Transitional Care Program

Transitional Care Program

The Laurels of University Park places great value in our ability to make a guest's transition through the health care system as comfortable and beneficial as possible. The Laurels Transitional Care focuses on the coordination and continuity of healthcare from hospital to home. The Laurels of University Park has partnered with a number of hospitals, physician groups and home health agencies in developing this program.

In addition to direct care nurses, The Laurels utilizes dedicated and experienced RNs (Nurse Navigators) to oversee the intake of clinical information from the hospital, perform timely admission assessments, care plan development and guest education to ensure a safe discharge home.
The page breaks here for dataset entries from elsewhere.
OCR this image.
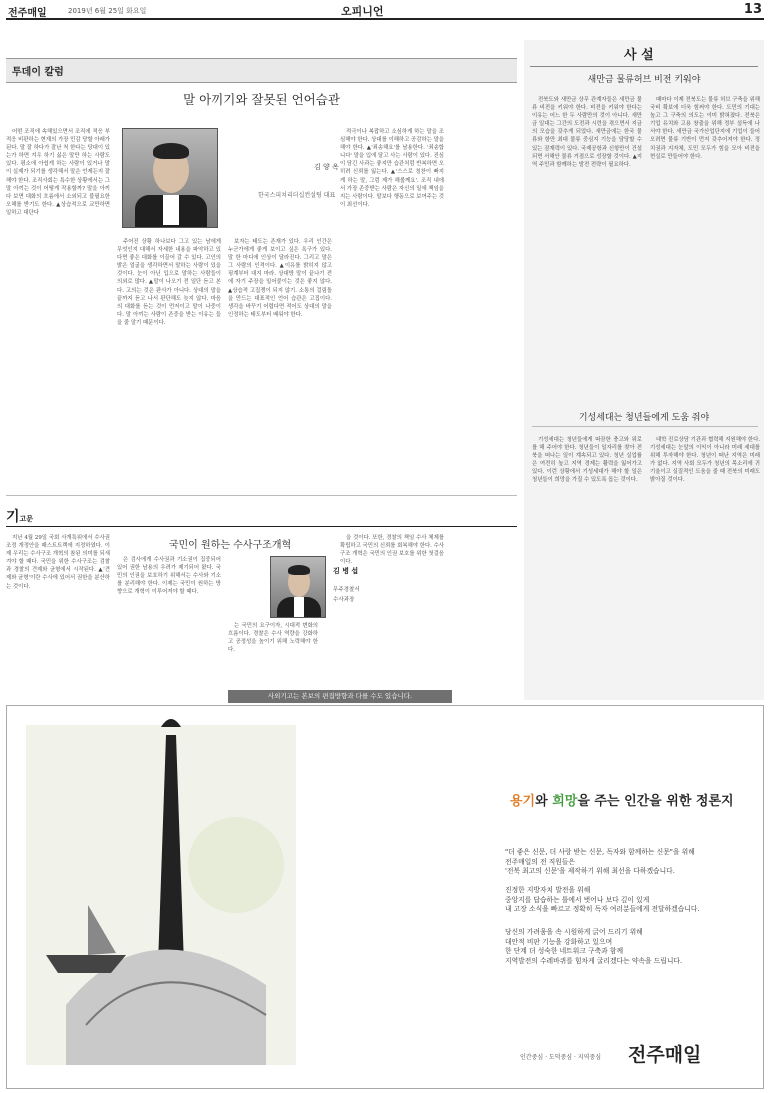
전주매일	2019년 6월 25일 화요일	오피니언	13
투데이 칼럼
말 아끼기와 잘못된 언어습관

어떤 조직에 속해있으면서 조직에 적응 부적응 비판하는 현재의 가장 민감 당할 아래가 된다. 말 잘 하다가 잘난 척 한다는 당대이 있는가 하면 겨우 하기 싫은 말만 하는 사람도 있다. 평소에 아쉽게 하는 사람이 있거나 말이 실제가 되기를 생각해서 말은 언제든지 잘 해야 한다. 조직사회는 특수한 상황에서는 그 말 아끼는 것이 어떻게 작용할까? 말을 아끼다 보면 대화의 흐름에서 소외되고 불필요한 오해를 받기도 한다. ▲상습적으로 교만하면 일하고 대단다

김 양 옥
한국스피치리더십컨설팅 대표

주어진 상황 하나보다 그고 있는 남에게 무엇인지 대해서 자세한 내용을 파악하고 있다면 좋은 대화를 이끌어 갈 수 있다. 고인의 밝은 얼굴을 생각하면서 말하는 사람이 있을 것이다. 눈이 아닌 입으로 말하는 사람들이 의외로 많다. ▲말이 나오기 전 일단 듣고 본다. 고의는 것은 판사가 아니다. 상대의 말을 끝까지 듣고 나서 판단해도 늦지 않다. 마음의 대화를 듣는 것이 먼저이고 말이 나중이다. 말 아끼는 사람이 존중을 받는 이유는 들을 줄 알기 때문이다.

보자는 태도는 존재가 있다. 우리 인간은 누군가에게 좋게 보이고 싶은 욕구가 있다. 말 한 마디에 인상이 달라진다. 그리고 말은 그 사람의 인격이다. ▲이유를 밝히지 않고 핑계부터 대지 마라. 상대방 말이 끝나기 전에 자기 주장을 밀어붙이는 것은 좋지 않다. ▲상습적 고집쟁이 되지 않기. 소통의 걸림돌을 만드는 대표적인 언어 습관은 고집이다. 생각을 바꾸기 어렵다면 적어도 상대의 말을 인정하는 태도부터 배워야 한다.

적극이나 복잡하고 소심하게 하는 말을 조심해야 한다. 상대를 이해하고 공감하는 말을 해야 한다. ▲'죄송해요'를 남용한다. '죄송합니다' 말을 입에 달고 사는 사람이 있다. 진심이 담긴 사과는 좋지만 습관처럼 반복하면 오히려 신뢰를 잃는다. ▲'스스로 칭찬이 빠지게 하는 말, 그럼 제가 해볼께요'. 조직 내에서 가장 존중받는 사람은 자신의 일에 책임을 지는 사람이다. 말보다 행동으로 보여주는 것이 최선이다.

사 설
새만금 물류허브 비전 키워야

전북도와 새만금 상무 관계자들은 새만금 물류 비전을 키워야 한다. 비전을 키워야 한다는 이유는 어느 한 두 사람만의 것이 아니다. 새만금 일대는 그간의 도전과 시련을 겪으면서 지금의 모습을 갖추게 되었다. 새만금에는 한국 물류와 항만 최대 물류 중심지 기능을 담당할 수 있는 잠재력이 있다. 국제공항과 신항만이 건설되면 서해안 물류 거점으로 성장할 것이다. ▲지역 주민과 함께하는 발전 전략이 필요하다.

때마다 이제 전북도는 물류 허브 구축을 위해 국비 확보에 더욱 힘써야 한다. 도민의 기대는 높고 그 구축의 의도는 이미 밝혀졌다. 전북은 기업 유치와 고용 창출을 위해 정부 설득에 나서야 한다. 새만금 국가산업단지에 기업이 들어오려면 물류 기반이 먼저 갖추어져야 한다. 정치권과 지자체, 도민 모두가 힘을 모아 비전을 현실로 만들어야 한다.

기성세대는 청년들에게 도움 줘야

기성세대는 청년들에게 따끔한 충고와 위로를 해 주어야 한다. 청년들이 일자리를 찾아 전북을 떠나는 일이 계속되고 있다. 청년 실업률은 여전히 높고 지역 경제는 활력을 잃어가고 있다. 이런 상황에서 기성세대가 해야 할 일은 청년들이 희망을 가질 수 있도록 돕는 것이다.

대학 진로상담 기관과 협력해 지원해야 한다. 기성세대는 눈앞의 이익이 아니라 미래 세대를 위해 투자해야 한다. 청년이 떠난 지역은 미래가 없다. 지역 사회 모두가 청년의 목소리에 귀 기울이고 실질적인 도움을 줄 때 전북의 미래도 밝아질 것이다.

기고문
국민이 원하는 수사구조개혁

지난 4월 29일 국회 사개특위에서 수사권 조정 개정안을 패스트트랙에 지정하였다. 이제 우리는 수사구조 개혁의 참된 의미를 되새겨야 할 때다. 국민을 위한 수사구조는 검찰과 경찰의 견제와 균형에서 시작된다. ▲'견제와 균형'이란 수사에 있어서 권한을 분산하는 것이다.

은 검사에게 수사권과 기소권이 집중되어 있어 권한 남용의 우려가 제기되어 왔다. 국민의 인권을 보호하기 위해서는 수사와 기소를 분리해야 한다. 이제는 국민이 원하는 방향으로 개혁이 이루어져야 할 때다.

는 국민의 요구이자, 시대적 변화의 흐름이다. 경찰은 수사 역량을 강화하고 공정성을 높이기 위해 노력해야 한다.

김 병 섭
무주경찰서
수사과장

을 것이다. 또한, 경찰의 책임 수사 체제를 확립하고 국민의 신뢰를 회복해야 한다. 수사구조 개혁은 국민의 인권 보호를 위한 첫걸음이다.

사외기고는 본보의 편집방향과 다를 수도 있습니다.
용기와 희망을 주는 인간을 위한 정론지
"더 좋은 신문, 더 사랑 받는 신문, 독자와 함께하는 신문"을 위해
전주매일의 전 직원들은
'전북 최고의 신문'을 제작하기 위해 최선을 다하겠습니다.
진정한 지방자치 발전을 위해
중앙지를 답습하는 틀에서 벗어나 보다 깊이 있게
내 고장 소식을 빠르고 정확히 독자 여러분들에게 전달하겠습니다.
당신의 가려움을 속 시원하게 긁어 드리기 위해
대안적 비판 기능을 강화하고 있으며
한 단계 더 성숙한 네트워크 구축과 함께
지역발전의 수레바퀴를 힘차게 굴리겠다는 약속을 드립니다.
인간중심 · 도덕중심 · 지역중심 전주매일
The Laurels of University Park physicians provide in-house coverage at least five days per week. The Nurse Navigators and The Laurels enhance physician coverage, identify and respond to any clinical issues that could result in slowed progress or a hospital readmission. The Laurels is among 5% of U.S. nursing facilities utilizing COMS Daylight IQ clinical assessment software. This cutting edge tool has allowed users to reduce returns to hospital by 40% and will assist The Laurels in reducing its hospital returns even further.

The Laurels of University Park therapists are available seven days per week to maximize each guest's recovery. Prior to a guest going home, The Laurels Transitional Care staff will perform a home assessment if appropriate, and identify any equipment or modifications that would enhance the guest's recovery or safety. Guest and family education is geared toward the specific diagnoses of the guest. In addition, The Laurels will coordinate with the guest's home health care company and contact the family physician to make sure all follow-up care is scheduled.